/Paraíso: La noche sin límites

Paraíso: La noche sin límites

¨Si estás leyendo es porque muy bien no deben haber ido las cosas. Mi oferta es ilimitada, no se trata solamente de monedas, sino de una protección plena. Solo tienes que llamarme y te daré acilo.¨

Pasado el medio día, el centro de Mendoza suele ser un desierto. La siesta de un viernes mucho más. Por España, casi Colón, caminaba Víctor mientras leía el papel que le había entregado Jean Claude la noche anterior.

Silvio
15:05
Todo bien? Necesita algo?

Los mensajes del chofer no paraban de llegar tras cada llamada perdida. Acelerando el paso, camuflado en sus Ray Ban, secuestrado por dudas, intentaba descifrar algo de lo que se le presentaba: su familia no aceptaba ningún tipo de trato por la empresa, su abogado se comunicaba a sus espaldas con Silvio y encima se iba unos días a Chile justo cuando más lo necesitaba. Había más de una mentira cocinándole una trampa y de nada tenía un cabo para empezar a desmarañar tanto enredo.

YO
15:27
Voy a demorarme un poco más. Tenemos asuntos que resolver con Rivera. Te llamo si necesito algo.

 

Siguió en el tren de engaño.

 

Silvio
15:31
Ok. Saludos.

Apretó la S del teclado unos segundos y se marcó un número.

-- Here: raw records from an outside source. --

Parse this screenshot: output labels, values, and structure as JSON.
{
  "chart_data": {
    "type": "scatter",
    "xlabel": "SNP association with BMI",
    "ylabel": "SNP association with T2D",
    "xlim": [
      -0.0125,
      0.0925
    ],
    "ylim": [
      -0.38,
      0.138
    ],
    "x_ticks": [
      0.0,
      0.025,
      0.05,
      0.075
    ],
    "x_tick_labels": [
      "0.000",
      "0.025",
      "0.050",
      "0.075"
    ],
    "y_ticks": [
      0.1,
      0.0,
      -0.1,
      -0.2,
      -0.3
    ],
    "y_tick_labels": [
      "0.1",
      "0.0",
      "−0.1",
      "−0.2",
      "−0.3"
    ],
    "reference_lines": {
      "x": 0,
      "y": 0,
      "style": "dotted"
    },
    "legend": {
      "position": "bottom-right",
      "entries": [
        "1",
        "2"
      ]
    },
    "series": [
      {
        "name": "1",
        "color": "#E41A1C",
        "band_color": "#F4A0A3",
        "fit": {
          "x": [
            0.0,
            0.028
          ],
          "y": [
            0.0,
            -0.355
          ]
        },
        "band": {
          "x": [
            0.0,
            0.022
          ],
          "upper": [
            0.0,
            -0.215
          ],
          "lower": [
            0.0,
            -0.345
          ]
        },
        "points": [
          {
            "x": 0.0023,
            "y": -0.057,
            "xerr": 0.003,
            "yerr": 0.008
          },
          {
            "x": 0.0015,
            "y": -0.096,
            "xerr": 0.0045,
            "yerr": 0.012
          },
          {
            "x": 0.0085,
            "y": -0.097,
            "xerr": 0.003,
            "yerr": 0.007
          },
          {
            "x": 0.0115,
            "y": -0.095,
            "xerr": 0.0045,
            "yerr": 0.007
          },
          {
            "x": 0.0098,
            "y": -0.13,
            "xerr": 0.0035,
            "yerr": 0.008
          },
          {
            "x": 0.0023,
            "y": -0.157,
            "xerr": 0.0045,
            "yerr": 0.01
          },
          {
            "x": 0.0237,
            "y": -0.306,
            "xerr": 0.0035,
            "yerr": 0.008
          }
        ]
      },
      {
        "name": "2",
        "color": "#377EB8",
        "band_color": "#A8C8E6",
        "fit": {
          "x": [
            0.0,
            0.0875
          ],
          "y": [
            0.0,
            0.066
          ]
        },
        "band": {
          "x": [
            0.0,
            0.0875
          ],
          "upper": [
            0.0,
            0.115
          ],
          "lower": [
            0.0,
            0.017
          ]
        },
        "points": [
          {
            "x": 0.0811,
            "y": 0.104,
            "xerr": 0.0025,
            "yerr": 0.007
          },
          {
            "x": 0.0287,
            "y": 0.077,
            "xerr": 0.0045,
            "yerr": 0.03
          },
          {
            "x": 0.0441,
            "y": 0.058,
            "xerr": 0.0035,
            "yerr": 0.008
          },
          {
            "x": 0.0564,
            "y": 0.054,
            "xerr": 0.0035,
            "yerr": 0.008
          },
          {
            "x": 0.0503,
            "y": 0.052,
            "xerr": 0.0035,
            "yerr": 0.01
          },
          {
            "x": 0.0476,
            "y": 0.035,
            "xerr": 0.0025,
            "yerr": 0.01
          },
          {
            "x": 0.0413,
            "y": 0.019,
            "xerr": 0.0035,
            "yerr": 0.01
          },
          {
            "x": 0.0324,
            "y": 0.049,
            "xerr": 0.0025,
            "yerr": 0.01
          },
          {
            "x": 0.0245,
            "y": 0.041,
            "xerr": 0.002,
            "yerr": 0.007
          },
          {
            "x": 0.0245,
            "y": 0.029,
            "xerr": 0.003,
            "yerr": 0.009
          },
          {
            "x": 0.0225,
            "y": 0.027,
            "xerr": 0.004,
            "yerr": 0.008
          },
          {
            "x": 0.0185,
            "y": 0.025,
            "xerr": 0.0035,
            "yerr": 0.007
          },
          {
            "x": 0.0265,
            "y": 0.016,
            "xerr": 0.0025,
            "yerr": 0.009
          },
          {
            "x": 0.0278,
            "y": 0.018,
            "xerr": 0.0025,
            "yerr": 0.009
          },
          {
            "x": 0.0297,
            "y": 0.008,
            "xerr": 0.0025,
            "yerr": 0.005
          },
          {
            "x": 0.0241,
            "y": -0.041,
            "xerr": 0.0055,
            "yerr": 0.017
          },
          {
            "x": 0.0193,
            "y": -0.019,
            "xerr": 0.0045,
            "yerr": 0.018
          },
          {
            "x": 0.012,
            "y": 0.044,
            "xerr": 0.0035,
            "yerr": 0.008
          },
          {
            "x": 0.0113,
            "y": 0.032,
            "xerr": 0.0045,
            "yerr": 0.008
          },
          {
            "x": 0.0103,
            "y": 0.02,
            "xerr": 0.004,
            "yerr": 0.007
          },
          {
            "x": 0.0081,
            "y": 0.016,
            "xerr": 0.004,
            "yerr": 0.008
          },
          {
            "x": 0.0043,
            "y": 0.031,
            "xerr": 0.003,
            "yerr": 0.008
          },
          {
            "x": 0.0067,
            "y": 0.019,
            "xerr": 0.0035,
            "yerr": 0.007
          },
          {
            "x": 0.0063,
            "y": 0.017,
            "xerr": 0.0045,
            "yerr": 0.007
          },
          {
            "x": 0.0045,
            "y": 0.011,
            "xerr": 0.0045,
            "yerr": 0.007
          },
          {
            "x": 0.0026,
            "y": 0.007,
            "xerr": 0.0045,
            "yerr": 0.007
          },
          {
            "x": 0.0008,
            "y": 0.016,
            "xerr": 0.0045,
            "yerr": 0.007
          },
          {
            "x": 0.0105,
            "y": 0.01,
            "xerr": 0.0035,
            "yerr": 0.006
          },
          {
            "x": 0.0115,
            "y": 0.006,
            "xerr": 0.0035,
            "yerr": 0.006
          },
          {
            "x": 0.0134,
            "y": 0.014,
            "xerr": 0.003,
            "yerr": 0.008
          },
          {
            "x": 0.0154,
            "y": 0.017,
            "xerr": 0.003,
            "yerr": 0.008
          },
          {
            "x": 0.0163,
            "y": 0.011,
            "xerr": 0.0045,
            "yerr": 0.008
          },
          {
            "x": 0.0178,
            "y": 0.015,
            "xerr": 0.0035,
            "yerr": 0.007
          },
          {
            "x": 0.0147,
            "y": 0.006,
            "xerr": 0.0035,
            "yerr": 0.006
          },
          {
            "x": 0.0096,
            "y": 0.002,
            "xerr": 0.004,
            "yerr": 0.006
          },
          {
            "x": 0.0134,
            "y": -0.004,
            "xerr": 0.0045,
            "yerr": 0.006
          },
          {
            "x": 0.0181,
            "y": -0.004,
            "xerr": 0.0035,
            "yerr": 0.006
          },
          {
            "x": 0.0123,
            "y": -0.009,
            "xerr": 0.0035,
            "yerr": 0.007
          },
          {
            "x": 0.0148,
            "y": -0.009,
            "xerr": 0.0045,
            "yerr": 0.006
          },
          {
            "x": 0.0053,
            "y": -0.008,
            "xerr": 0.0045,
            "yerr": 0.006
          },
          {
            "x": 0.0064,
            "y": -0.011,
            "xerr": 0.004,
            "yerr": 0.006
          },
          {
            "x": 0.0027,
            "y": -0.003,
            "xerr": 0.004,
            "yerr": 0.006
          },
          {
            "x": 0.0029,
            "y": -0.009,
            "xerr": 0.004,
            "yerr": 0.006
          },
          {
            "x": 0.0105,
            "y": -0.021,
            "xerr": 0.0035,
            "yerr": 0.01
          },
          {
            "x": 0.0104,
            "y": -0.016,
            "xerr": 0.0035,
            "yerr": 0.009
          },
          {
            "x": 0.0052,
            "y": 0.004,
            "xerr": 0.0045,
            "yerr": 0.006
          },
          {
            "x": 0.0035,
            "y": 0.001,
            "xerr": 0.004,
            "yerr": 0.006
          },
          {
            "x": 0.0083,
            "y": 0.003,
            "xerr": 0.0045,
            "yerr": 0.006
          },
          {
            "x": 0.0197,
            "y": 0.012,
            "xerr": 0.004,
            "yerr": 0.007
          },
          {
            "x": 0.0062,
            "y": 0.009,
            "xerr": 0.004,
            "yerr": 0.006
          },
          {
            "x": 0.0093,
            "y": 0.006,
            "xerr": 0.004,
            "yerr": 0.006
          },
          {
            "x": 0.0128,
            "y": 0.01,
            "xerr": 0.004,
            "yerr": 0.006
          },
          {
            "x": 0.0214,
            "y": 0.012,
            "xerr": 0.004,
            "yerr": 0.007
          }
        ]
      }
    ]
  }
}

–Susana… ¿Cómo le va? –giró por Colón hacia el oeste– Bien…, necesito me haga un favor… si. Llame para dar de baja a la línea de Silvio… Si, después le explico con detalle, y váyase en el Mercedes hasta la casa de Maipú. ¡No!, no le avise a Silvio, no le diga nada. Espere ahí hasta que yo la vuelva a llamar –observaba por la periferia del ojo que un auto negro, desde enfrente, iba a su par con las balizas puestas–. No se asuste, Susana –miró por la calle a su espalda–. Haga lo que le pido y espere que yo le llame. Tampoco me escriba. Chau.

Sin meditar demasiado la situación, paró un taxi y subió.

–¡Doble por 25 de Mayo! –el tachero arrancó unos metros y giró tal cual le había indicado.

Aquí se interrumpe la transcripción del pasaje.